I mean, a brown silk and velvet dress also feels very autumnal!
I'm basing it on this dress in
KSU's collection, dated to the second half of the 1880s:

I'm not copying it directly, but I liked the silk and velvet combo, the shades of brown, and especially the cutout velvet overskirt (or apron, or whatever you want to call it). I had a roll of brown and cream mini-checked drapery silk and a brown cotton velveteen that work well together, so that's what I'm using for mine, with the checked silk as the main fabric and the velveteen for the contrast.
Last year I finished the underskirt with all the pleated flounces - they're not especially fun to make but I really like how they look! Made the top drapery/swags although still need to put the ties in the back panel to pull it up.
Also made the basic velveteen overskirt and (thankfully) worked out all the cutouts. I couldn't (and still can't) think of any better way to finish the cutouts neatly than by hand - turning the edges in towards each other and hand whipping them down. I've done similar edges with a regular machine-sewn-and-turned facing, and the lining
always rolls to the outside, and I hate it. Binding might be an okay other option, but I didn't want a visible binding on this, so here we are!
Good thing I like hand sewing.
I didn't start the bodice at all last year, but with the weight I've gained over the last couple of years that's probably a good thing. I've fit the bodice before skirts enough times in my early sewing career that I've learned
not to do that over things with multiple waistbands, lol.
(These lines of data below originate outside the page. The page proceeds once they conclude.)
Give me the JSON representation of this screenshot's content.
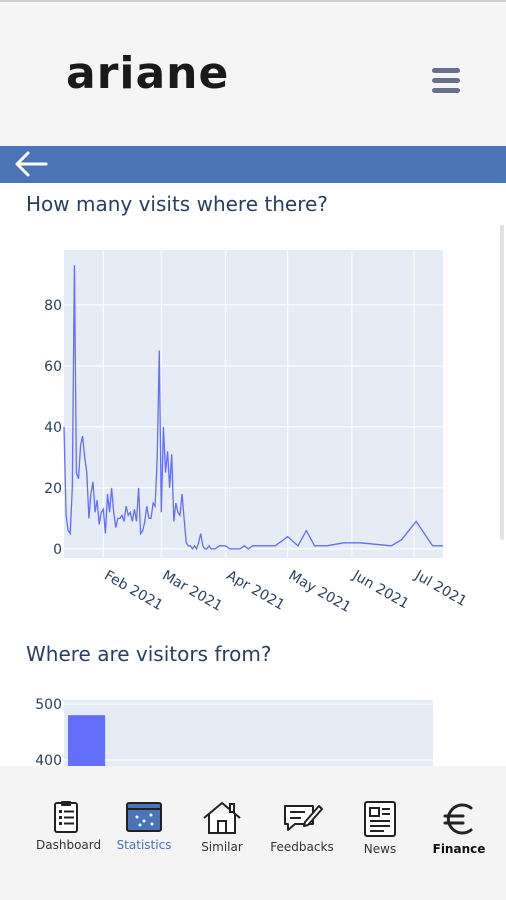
{
  "app": {
    "logo_text": "ariane"
  },
  "header": {
    "menu_icon": "hamburger-menu-icon",
    "back_icon": "arrow-left-icon"
  },
  "sections": {
    "visits_title": "How many visits where there?",
    "origin_title": "Where are visitors from?"
  },
  "colors": {
    "header_bar": "#4a73b8",
    "plot_bg": "#e5ecf6",
    "series": "#636efa",
    "text": "#2a3f5f",
    "nav_active": "#4a73b8"
  },
  "chart_data": [
    {
      "type": "line",
      "title": "",
      "xlabel": "",
      "ylabel": "",
      "x_tick_labels": [
        "Feb 2021",
        "Mar 2021",
        "Apr 2021",
        "May 2021",
        "Jun 2021",
        "Jul 2021"
      ],
      "y_tick_labels": [
        "0",
        "20",
        "40",
        "60",
        "80"
      ],
      "ylim": [
        -3,
        98
      ],
      "xlim": [
        "2021-01-13",
        "2021-07-15"
      ],
      "grid": true,
      "series": [
        {
          "x": [
            "2021-01-13",
            "2021-01-14",
            "2021-01-15",
            "2021-01-16",
            "2021-01-17",
            "2021-01-18",
            "2021-01-19",
            "2021-01-20",
            "2021-01-21",
            "2021-01-22",
            "2021-01-23",
            "2021-01-24",
            "2021-01-25",
            "2021-01-26",
            "2021-01-27",
            "2021-01-28",
            "2021-01-29",
            "2021-01-30",
            "2021-01-31",
            "2021-02-01",
            "2021-02-02",
            "2021-02-03",
            "2021-02-04",
            "2021-02-05",
            "2021-02-06",
            "2021-02-07",
            "2021-02-08",
            "2021-02-09",
            "2021-02-10",
            "2021-02-11",
            "2021-02-12",
            "2021-02-13",
            "2021-02-14",
            "2021-02-15",
            "2021-02-16",
            "2021-02-17",
            "2021-02-18",
            "2021-02-19",
            "2021-02-20",
            "2021-02-21",
            "2021-02-22",
            "2021-02-23",
            "2021-02-24",
            "2021-02-25",
            "2021-02-26",
            "2021-02-27",
            "2021-02-28",
            "2021-03-01",
            "2021-03-02",
            "2021-03-03",
            "2021-03-04",
            "2021-03-05",
            "2021-03-06",
            "2021-03-07",
            "2021-03-08",
            "2021-03-09",
            "2021-03-10",
            "2021-03-11",
            "2021-03-12",
            "2021-03-13",
            "2021-03-14",
            "2021-03-15",
            "2021-03-16",
            "2021-03-17",
            "2021-03-18",
            "2021-03-19",
            "2021-03-20",
            "2021-03-21",
            "2021-03-22",
            "2021-03-23",
            "2021-03-24",
            "2021-03-25",
            "2021-03-27",
            "2021-03-29",
            "2021-04-01",
            "2021-04-03",
            "2021-04-05",
            "2021-04-08",
            "2021-04-10",
            "2021-04-12",
            "2021-04-14",
            "2021-04-18",
            "2021-04-25",
            "2021-05-01",
            "2021-05-06",
            "2021-05-10",
            "2021-05-14",
            "2021-05-20",
            "2021-05-28",
            "2021-06-05",
            "2021-06-20",
            "2021-06-25",
            "2021-07-02",
            "2021-07-10",
            "2021-07-15"
          ],
          "y": [
            40,
            11,
            6,
            5,
            20,
            93,
            25,
            23,
            34,
            37,
            30,
            25,
            10,
            18,
            22,
            12,
            16,
            8,
            12,
            13,
            5,
            18,
            12,
            20,
            12,
            7,
            10,
            10,
            11,
            9,
            14,
            11,
            12,
            9,
            13,
            9,
            20,
            5,
            6,
            9,
            14,
            10,
            10,
            15,
            14,
            30,
            65,
            12,
            40,
            25,
            32,
            20,
            31,
            9,
            15,
            12,
            11,
            18,
            10,
            2,
            1,
            1,
            0,
            1,
            0,
            2,
            5,
            1,
            0,
            0,
            1,
            0,
            0,
            1,
            1,
            0,
            0,
            0,
            1,
            0,
            1,
            1,
            1,
            4,
            1,
            6,
            1,
            1,
            2,
            2,
            1,
            3,
            9,
            1,
            1
          ]
        }
      ]
    },
    {
      "type": "bar",
      "title": "",
      "xlabel": "",
      "ylabel": "",
      "y_tick_labels": [
        "400",
        "500"
      ],
      "ylim": [
        0,
        500
      ],
      "categories": [
        ""
      ],
      "values": [
        480
      ]
    }
  ],
  "nav": {
    "items": [
      {
        "label": "Dashboard",
        "icon": "clipboard-icon",
        "active": false
      },
      {
        "label": "Statistics",
        "icon": "calendar-chart-icon",
        "active": true
      },
      {
        "label": "Similar",
        "icon": "house-icon",
        "active": false
      },
      {
        "label": "Feedbacks",
        "icon": "feedback-pen-icon",
        "active": false
      },
      {
        "label": "News",
        "icon": "newspaper-icon",
        "active": false
      },
      {
        "label": "Finance",
        "icon": "euro-icon",
        "active": false
      }
    ]
  }
}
I have the
TV 1884 French Vest bodice pattern, which should work well enough.
But, skirts first! I got a good start on the cutout skirt hem at sewing day this past Saturday, and have left the travel sewing bag in the living room since, so I can grab that easily when I have some hand-sewing time, and don't have to go dig it out of the hot sewing room every time I want it. If I can finish the skirts this week (?) I maybe have an actual chance of finishing both this and the 1810s dress for the September event - more on that later.